The United Nations human rights office on Tuesday rebuked threats made against its senior investigators by senior Burundi officials and by the Philippines President Rodrigo Duterte.
The agency accuses the Burundian government of denying its investigators entry into the East African country where it says mass killings have been carried out.
In April 2016, the International Criminal Court (ICC) announced that it had launched a “preliminary examination” of the situation in the country, where at the time more than 430 people had reportedly been killed.
The on-going process, which will then determine whether a full investigation should take place, focuses on “killing, imprisonment, torture, rape and other forms of sexual violence, as well as cases of enforced disappearances that have been allegedly committed since April 2015.”
President Pierre Nkurunziza in October 2016 signed a legislation calling for his country’s withdrawal from the ICC, thereafter sending a notification to the UN secretary-general.
Under the Rome Statute, actual withdrawal takes place a year after such notification.
The Burundi government rejected the commission and did not allow the investigators to enter the country.
Interviews were conducted in neighbouring countries, where hundreds of thousands of Burundians have fled since a political conflict erupted in April 2015.

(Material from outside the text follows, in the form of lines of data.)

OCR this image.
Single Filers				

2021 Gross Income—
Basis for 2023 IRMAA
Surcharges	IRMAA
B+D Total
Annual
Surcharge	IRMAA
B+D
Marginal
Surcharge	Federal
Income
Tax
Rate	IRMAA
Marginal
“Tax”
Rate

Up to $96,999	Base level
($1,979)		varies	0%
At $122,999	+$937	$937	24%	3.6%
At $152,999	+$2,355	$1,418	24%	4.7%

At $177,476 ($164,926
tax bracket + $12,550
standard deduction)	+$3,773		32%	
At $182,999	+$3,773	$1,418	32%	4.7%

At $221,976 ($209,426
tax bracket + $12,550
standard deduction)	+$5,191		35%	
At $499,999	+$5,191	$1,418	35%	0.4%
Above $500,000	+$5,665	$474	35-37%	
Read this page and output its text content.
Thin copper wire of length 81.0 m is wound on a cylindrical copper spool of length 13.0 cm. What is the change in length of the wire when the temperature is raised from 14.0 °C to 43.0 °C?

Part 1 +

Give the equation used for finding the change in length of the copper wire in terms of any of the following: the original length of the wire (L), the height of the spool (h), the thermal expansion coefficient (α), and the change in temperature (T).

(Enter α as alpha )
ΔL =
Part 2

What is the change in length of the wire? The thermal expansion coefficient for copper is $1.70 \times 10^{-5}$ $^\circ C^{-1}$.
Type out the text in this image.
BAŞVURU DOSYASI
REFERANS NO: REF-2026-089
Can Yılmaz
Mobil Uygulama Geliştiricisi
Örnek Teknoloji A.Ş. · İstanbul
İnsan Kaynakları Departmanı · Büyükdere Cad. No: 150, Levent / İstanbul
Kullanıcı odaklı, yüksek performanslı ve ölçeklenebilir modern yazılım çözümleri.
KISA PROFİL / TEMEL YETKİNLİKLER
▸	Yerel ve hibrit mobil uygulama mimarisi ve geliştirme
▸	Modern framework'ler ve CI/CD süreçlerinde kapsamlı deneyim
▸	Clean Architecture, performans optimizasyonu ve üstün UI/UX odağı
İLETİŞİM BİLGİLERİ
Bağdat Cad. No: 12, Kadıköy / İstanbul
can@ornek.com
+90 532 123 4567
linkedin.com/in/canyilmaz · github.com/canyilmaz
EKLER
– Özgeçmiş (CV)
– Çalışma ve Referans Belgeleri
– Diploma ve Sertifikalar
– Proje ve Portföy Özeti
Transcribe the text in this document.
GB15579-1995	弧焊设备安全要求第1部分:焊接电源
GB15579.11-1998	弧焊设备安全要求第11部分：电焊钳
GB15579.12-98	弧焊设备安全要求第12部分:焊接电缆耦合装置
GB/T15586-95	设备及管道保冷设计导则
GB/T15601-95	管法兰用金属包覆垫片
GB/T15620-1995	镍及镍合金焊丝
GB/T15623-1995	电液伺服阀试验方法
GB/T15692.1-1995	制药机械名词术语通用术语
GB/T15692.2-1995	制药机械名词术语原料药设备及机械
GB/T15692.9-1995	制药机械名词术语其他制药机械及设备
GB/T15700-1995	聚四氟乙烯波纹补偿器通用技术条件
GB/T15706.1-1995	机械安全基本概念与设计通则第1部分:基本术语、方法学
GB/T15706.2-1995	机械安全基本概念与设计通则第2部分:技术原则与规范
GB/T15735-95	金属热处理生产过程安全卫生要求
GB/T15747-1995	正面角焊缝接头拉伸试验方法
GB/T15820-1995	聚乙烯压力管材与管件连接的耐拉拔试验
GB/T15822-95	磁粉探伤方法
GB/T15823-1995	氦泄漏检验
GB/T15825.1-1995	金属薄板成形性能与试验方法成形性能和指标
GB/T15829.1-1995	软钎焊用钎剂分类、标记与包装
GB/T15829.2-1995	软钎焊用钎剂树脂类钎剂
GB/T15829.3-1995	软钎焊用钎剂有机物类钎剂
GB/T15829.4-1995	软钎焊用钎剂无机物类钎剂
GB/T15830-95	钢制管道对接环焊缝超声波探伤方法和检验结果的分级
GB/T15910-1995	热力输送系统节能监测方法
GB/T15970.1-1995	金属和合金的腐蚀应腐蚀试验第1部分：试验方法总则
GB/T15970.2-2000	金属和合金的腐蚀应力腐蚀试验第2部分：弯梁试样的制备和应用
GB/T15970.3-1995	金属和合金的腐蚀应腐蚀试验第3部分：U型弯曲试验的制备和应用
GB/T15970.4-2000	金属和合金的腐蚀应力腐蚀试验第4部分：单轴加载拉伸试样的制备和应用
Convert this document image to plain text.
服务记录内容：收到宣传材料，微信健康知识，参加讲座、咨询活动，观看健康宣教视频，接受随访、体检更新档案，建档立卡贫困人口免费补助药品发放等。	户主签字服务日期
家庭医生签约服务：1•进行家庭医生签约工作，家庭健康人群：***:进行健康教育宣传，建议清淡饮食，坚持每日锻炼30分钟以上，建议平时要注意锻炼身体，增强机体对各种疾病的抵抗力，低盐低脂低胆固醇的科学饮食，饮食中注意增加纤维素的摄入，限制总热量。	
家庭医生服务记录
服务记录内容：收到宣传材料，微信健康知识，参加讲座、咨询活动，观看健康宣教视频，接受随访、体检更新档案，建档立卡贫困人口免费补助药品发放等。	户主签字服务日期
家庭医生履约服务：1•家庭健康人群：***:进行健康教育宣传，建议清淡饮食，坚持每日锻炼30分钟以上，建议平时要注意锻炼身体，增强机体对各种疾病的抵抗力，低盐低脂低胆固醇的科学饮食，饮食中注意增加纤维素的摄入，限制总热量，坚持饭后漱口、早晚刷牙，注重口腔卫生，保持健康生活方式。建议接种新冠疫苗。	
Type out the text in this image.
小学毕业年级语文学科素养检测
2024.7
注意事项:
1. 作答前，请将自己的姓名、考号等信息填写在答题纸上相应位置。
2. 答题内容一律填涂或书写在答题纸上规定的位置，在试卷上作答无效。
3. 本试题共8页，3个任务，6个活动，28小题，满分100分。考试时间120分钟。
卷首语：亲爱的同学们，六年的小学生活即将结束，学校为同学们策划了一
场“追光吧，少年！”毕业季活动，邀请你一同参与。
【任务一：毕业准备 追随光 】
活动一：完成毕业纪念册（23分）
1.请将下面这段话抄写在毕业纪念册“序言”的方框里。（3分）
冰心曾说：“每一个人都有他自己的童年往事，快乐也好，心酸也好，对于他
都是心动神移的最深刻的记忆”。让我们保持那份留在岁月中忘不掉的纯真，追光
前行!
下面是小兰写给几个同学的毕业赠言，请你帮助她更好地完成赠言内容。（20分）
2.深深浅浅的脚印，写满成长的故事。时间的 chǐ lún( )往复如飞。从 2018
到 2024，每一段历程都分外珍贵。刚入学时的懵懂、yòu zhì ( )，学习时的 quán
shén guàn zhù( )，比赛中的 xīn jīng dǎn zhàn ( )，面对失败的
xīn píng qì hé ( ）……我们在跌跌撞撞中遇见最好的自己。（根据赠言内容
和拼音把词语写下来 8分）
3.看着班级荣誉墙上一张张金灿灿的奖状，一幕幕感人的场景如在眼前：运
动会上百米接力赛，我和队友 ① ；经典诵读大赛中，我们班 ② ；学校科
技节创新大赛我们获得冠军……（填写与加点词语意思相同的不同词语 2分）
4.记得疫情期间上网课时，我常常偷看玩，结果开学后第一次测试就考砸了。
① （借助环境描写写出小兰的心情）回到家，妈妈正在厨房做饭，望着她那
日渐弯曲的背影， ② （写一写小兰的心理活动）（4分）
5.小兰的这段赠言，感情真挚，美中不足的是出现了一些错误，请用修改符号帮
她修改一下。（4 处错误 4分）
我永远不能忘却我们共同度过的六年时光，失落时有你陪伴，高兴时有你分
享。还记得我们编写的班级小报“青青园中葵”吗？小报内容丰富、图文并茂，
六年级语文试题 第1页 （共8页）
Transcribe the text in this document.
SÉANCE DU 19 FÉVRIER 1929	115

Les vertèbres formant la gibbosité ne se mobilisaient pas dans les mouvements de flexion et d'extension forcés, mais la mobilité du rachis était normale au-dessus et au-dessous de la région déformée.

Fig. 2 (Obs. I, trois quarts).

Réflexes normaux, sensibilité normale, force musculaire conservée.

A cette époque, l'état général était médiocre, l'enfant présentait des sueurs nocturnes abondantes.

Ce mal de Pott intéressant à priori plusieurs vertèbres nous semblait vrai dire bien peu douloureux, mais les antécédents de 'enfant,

The government is however adamant that the refugees should return home as it has restored security.
On September 1, the Burundi parliament announced that it would set up its own commission, made up of 12 lawmakers, to look into the UN commission’s findings.
The UN has also accused President Rodrigo Duterte of threatening to slap its agent if she investigated him.
“On Nov 9, Duterte threatened to slap UN special rapporteur Agnes Callamard if she investigates him for alleged extrajudicial killings,” human rights spokesman Rupert Covlille said.